I don't know if these spiritual advisors are paying attention to such things.

Or if there merely trying to be a voice-of-sanity in the insane world of "American Idol."

Unknown said...

American Idol already had a perfectly good spiritual adviser in the form of guest judge and former yeshiva student Chaim Klein, who advised a youth pastor that singing pop was likely to conflict with his ministry.

True story.

Trina Feliciano said...

It's about indoctrination...about changing the way people think about what is "spiritual". Obviously, American Idol is a vehicle for convincing America to let go of any beliefs that homosexuality is wrong...and by default, that what the Bible (our true spiritual reference point) says about it is wrong. Choosing two blatantly obvious homosexuals for the competition is part of the process. Then that whole melodramatic part where Kieth Urban emphasizes the "the world is changing" when they picked the lesbian girl for the show. The New Age is about redefining spirituality to be whatever one wants it to be. It's about being your own god. It is eastern religion...embracing ourselves fully (yin and yang, darkness and light, evil and good). A belief that good does not exist without evil and therefore evil is essential, and in a way, not evil at all. Everything becomes a matter of perception. So contrary to Biblical teaching, and SOOO dangerous. We can see that this philosophy is embraced by American Idol, as they definitely mix good and evil as entertainment. Truly they are as Babylon of old, whose king was emboldened to put his wine into the holy vessels from God's temple to drink from them at his party, right before Babylon fell. God has a will, and we have a need to follow that will, whether it agrees with current societal thinking or not. We are to be loving at all times, but that does not mean that we accept as good those things which God's Word has declared to be evil and an abomination. I don't watch American Idol after the auditions. I remember the year they brought in the Medium to talk with the contestents. How creepy that was. Yeah...American IDOL is a great name for the show.
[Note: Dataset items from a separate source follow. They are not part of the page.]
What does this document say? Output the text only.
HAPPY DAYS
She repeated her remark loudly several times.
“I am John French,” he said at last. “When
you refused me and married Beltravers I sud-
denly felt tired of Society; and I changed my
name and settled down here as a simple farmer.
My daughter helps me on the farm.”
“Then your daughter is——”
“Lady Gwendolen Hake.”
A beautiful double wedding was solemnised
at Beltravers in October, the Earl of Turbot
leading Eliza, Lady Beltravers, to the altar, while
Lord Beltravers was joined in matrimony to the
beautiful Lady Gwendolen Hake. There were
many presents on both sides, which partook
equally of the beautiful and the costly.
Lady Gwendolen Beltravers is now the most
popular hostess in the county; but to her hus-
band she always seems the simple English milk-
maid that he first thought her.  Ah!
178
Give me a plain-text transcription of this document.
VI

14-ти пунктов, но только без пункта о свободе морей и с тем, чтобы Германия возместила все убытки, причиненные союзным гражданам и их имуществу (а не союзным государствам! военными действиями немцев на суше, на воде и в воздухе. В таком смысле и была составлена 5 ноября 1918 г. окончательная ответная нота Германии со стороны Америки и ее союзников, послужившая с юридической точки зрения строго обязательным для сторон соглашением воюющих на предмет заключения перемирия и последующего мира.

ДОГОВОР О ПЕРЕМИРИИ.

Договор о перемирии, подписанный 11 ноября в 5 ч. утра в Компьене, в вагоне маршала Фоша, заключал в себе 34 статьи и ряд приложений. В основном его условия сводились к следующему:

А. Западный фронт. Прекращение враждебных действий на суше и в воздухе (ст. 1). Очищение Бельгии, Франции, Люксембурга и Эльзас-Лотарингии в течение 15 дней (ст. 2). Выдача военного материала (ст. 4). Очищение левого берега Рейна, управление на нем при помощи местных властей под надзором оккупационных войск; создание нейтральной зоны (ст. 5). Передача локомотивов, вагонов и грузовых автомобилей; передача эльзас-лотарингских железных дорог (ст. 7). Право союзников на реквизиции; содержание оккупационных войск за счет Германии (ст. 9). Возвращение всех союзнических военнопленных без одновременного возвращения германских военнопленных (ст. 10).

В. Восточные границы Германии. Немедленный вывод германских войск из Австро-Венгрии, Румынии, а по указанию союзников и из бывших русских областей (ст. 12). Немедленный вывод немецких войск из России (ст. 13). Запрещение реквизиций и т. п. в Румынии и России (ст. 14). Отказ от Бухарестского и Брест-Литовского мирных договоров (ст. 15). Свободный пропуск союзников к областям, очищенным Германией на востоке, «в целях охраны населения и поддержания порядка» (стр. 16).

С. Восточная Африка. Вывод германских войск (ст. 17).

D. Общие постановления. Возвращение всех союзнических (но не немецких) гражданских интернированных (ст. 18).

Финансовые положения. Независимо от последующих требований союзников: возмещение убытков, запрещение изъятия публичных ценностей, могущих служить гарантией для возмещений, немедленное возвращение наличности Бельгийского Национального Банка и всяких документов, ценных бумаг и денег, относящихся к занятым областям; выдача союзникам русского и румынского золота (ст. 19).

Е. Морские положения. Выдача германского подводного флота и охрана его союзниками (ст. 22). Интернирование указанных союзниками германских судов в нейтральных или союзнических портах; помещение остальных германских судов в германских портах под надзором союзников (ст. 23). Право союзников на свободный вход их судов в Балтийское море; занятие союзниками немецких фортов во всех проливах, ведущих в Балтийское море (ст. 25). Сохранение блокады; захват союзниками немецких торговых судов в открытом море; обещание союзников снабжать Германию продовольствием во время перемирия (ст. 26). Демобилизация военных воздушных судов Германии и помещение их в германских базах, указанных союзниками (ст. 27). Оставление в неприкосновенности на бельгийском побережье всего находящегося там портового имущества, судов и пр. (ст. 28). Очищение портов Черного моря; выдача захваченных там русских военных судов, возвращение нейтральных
There's very little a Christian, that is trying to walk with God, will find to watch on TV. Best to spend our time really getting to know God's Word, because I can totally see it being altered or banned with further hate crimes laws being ennacted in the future, which aim at even protecting others from the words that are said (or read) that cause hurt feelings. If you didn't think Christians could ever be persecuted in this "Christian nation", think again.